It is my understanding that some tiers letter still have not been received.  Much of this information is from Aaron Nangle of WaiverProvider.com. If you believe that the tier you have been placed in will not meet your needs, you can appeal.  But there is a process.

        It is very important to send a letter of appeal within 10 days of the time you receive your tier assignment.  In this way, you will be able to keep the services you currently have.

        If you appeal within 10 days and you desire to keep your services, you are advised to keep the original envelop that your tier assignment came in.  In this way, you can prove the date that you received your letter.  If you don’t apply within 10 days, you can still appeal your tier assignment withn 30 days but you will not be able to continue with your current services.
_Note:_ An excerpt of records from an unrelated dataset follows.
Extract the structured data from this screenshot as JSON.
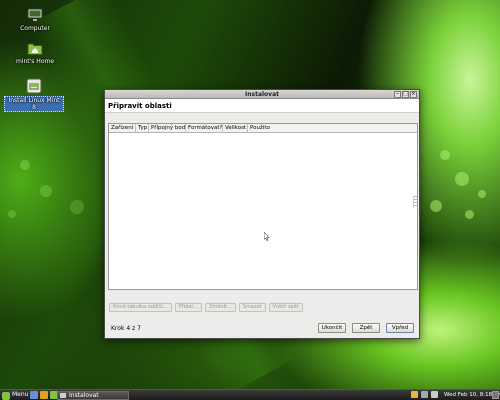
{
  "desktop": {
    "icons": [
      {
        "label": "Computer",
        "icon": "computer-icon"
      },
      {
        "label": "mint's Home",
        "icon": "home-folder-icon"
      },
      {
        "label": "Install Linux Mint 8",
        "icon": "install-disc-icon"
      }
    ]
  },
  "window": {
    "title": "Instalovat",
    "controls": [
      "minimize",
      "maximize",
      "close"
    ],
    "heading": "Připravit oblasti",
    "columns": [
      "Zařízení",
      "Typ",
      "Přípojný bod",
      "Formátovat?",
      "Velikost",
      "Použito"
    ],
    "rows": [],
    "partition_buttons": [
      "Nová tabulka oddílů...",
      "Přidat...",
      "Změnit...",
      "Smazat",
      "Vrátit zpět"
    ],
    "step_text": "Krok 4 z 7",
    "buttons": {
      "quit": "Ukončit",
      "back": "Zpět",
      "forward": "Vpřed"
    }
  },
  "taskbar": {
    "menu_label": "Menu",
    "task_label": "Instalovat",
    "clock": "Wed Feb 10,  8:18 AM"
  },
  "colors": {
    "accent_green": "#7ec43e",
    "selection_blue": "#3b6fb0"
  }
}
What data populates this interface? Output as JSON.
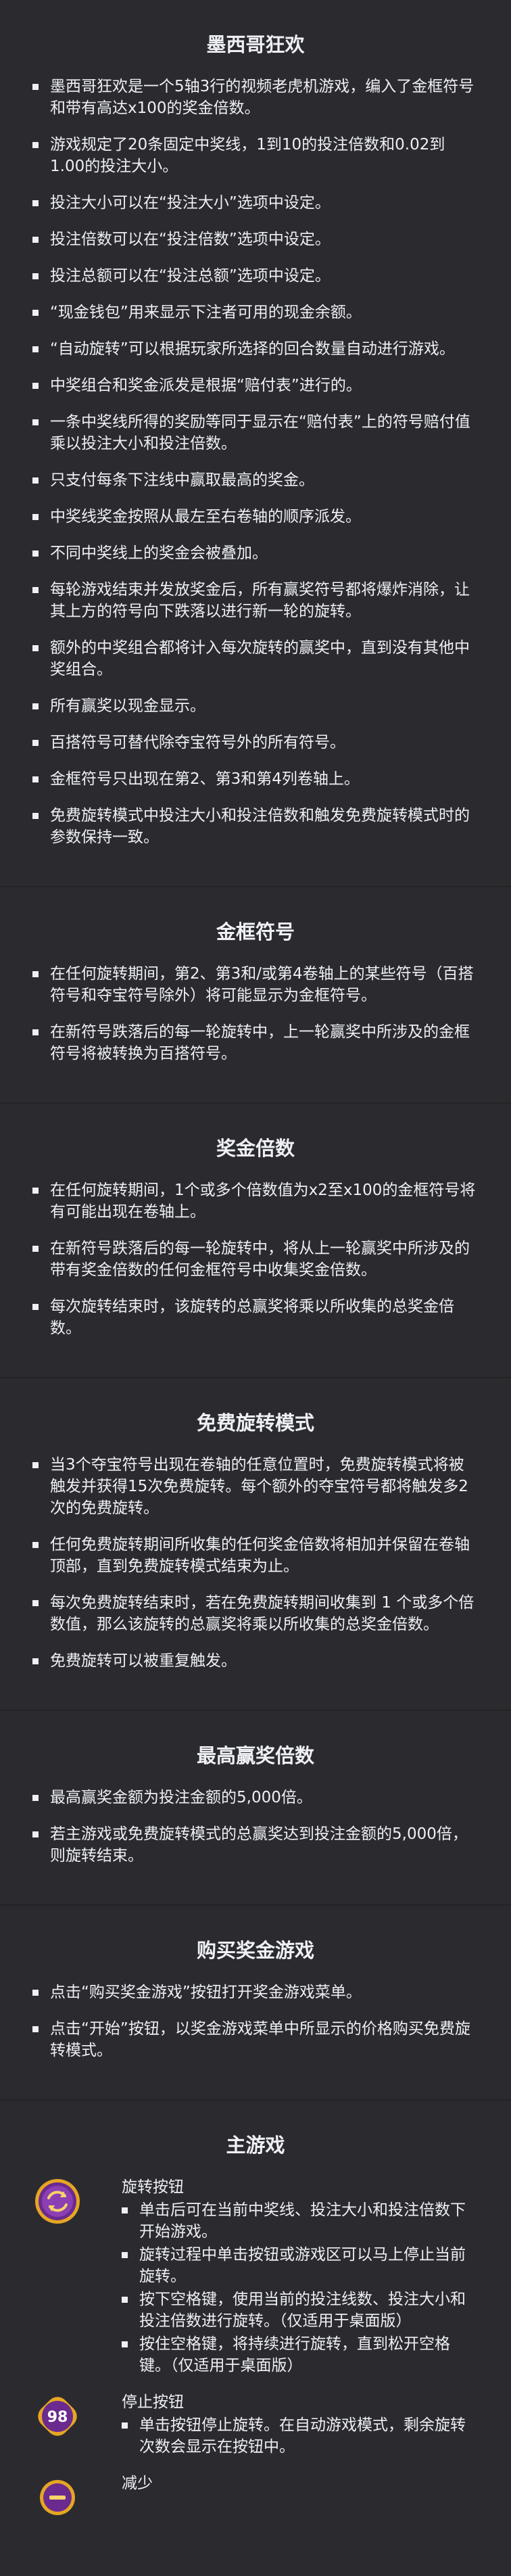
{
  "sections": [
    {
      "title": "墨西哥狂欢",
      "items": [
        "墨西哥狂欢是一个5轴3行的视频老虎机游戏，编入了金框符号和带有高达x100的奖金倍数。",
        "游戏规定了20条固定中奖线，1到10的投注倍数和0.02到1.00的投注大小。",
        "投注大小可以在“投注大小”选项中设定。",
        "投注倍数可以在“投注倍数”选项中设定。",
        "投注总额可以在“投注总额”选项中设定。",
        "“现金钱包”用来显示下注者可用的现金余额。",
        "“自动旋转”可以根据玩家所选择的回合数量自动进行游戏。",
        "中奖组合和奖金派发是根据“赔付表”进行的。",
        "一条中奖线所得的奖励等同于显示在“赔付表”上的符号赔付值乘以投注大小和投注倍数。",
        "只支付每条下注线中赢取最高的奖金。",
        "中奖线奖金按照从最左至右卷轴的顺序派发。",
        "不同中奖线上的奖金会被叠加。",
        "每轮游戏结束并发放奖金后，所有赢奖符号都将爆炸消除，让其上方的符号向下跌落以进行新一轮的旋转。",
        "额外的中奖组合都将计入每次旋转的赢奖中，直到没有其他中奖组合。",
        "所有赢奖以现金显示。",
        "百搭符号可替代除夺宝符号外的所有符号。",
        "金框符号只出现在第2、第3和第4列卷轴上。",
        "免费旋转模式中投注大小和投注倍数和触发免费旋转模式时的参数保持一致。"
      ]
    },
    {
      "title": "金框符号",
      "items": [
        "在任何旋转期间，第2、第3和/或第4卷轴上的某些符号（百搭符号和夺宝符号除外）将可能显示为金框符号。",
        "在新符号跌落后的每一轮旋转中，上一轮赢奖中所涉及的金框符号将被转换为百搭符号。"
      ]
    },
    {
      "title": "奖金倍数",
      "items": [
        "在任何旋转期间，1个或多个倍数值为x2至x100的金框符号将有可能出现在卷轴上。",
        "在新符号跌落后的每一轮旋转中，将从上一轮赢奖中所涉及的带有奖金倍数的任何金框符号中收集奖金倍数。",
        "每次旋转结束时，该旋转的总赢奖将乘以所收集的总奖金倍数。"
      ]
    },
    {
      "title": "免费旋转模式",
      "items": [
        "当3个夺宝符号出现在卷轴的任意位置时，免费旋转模式将被触发并获得15次免费旋转。每个额外的夺宝符号都将触发多2次的免费旋转。",
        "任何免费旋转期间所收集的任何奖金倍数将相加并保留在卷轴顶部，直到免费旋转模式结束为止。",
        "每次免费旋转结束时，若在免费旋转期间收集到 1 个或多个倍数值，那么该旋转的总赢奖将乘以所收集的总奖金倍数。",
        "免费旋转可以被重复触发。"
      ]
    },
    {
      "title": "最高赢奖倍数",
      "items": [
        "最高赢奖金额为投注金额的5,000倍。",
        "若主游戏或免费旋转模式的总赢奖达到投注金额的5,000倍，则旋转结束。"
      ]
    },
    {
      "title": "购买奖金游戏",
      "items": [
        "点击“购买奖金游戏”按钮打开奖金游戏菜单。",
        "点击“开始”按钮，以奖金游戏菜单中所显示的价格购买免费旋转模式。"
      ]
    }
  ],
  "main_game": {
    "title": "主游戏",
    "buttons": [
      {
        "name": "旋转按钮",
        "icon": "spin-icon",
        "items": [
          "单击后可在当前中奖线、投注大小和投注倍数下开始游戏。",
          "旋转过程中单击按钮或游戏区可以马上停止当前旋转。",
          "按下空格键，使用当前的投注线数、投注大小和投注倍数进行旋转。（仅适用于桌面版）",
          "按住空格键，将持续进行旋转，直到松开空格键。（仅适用于桌面版）"
        ]
      },
      {
        "name": "停止按钮",
        "icon": "stop-icon",
        "icon_text": "98",
        "items": [
          "单击按钮停止旋转。在自动游戏模式，剩余旋转次数会显示在按钮中。"
        ]
      },
      {
        "name": "减少",
        "icon": "decrease-icon",
        "items": []
      }
    ]
  },
  "colors": {
    "background": "#2b2b2f",
    "text": "#eef0f4",
    "button_purple": "#6a2a8e",
    "button_gold": "#e6a623"
  }
}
        If you are appealing your tier assignment, do not sign a new cost plan.  This will be a contract.  If you sign it, you are saying that you agree with the cost plan you are presented with.  This could and probably will void your appeal.

        Understand that it will be easy for you to move down a tier but hard to move up. 

        Personal Care Attendants (PCA) may not be included in your Waiver funding.  However, if you are under the age of 21, this service is available to you through Medicaid funding.  If you have been excluded from this service because of the tier you are in and you are under 21, try to receive this service through a different funding stream.

         Because the tiers are mandated by the legislature, not APD, the appeal process is somewhat different from other appeals.  They are also more difficult to win.  Your appeal must be written from the point of view that the services you will receive in your new plan will not meet your health and safety needs.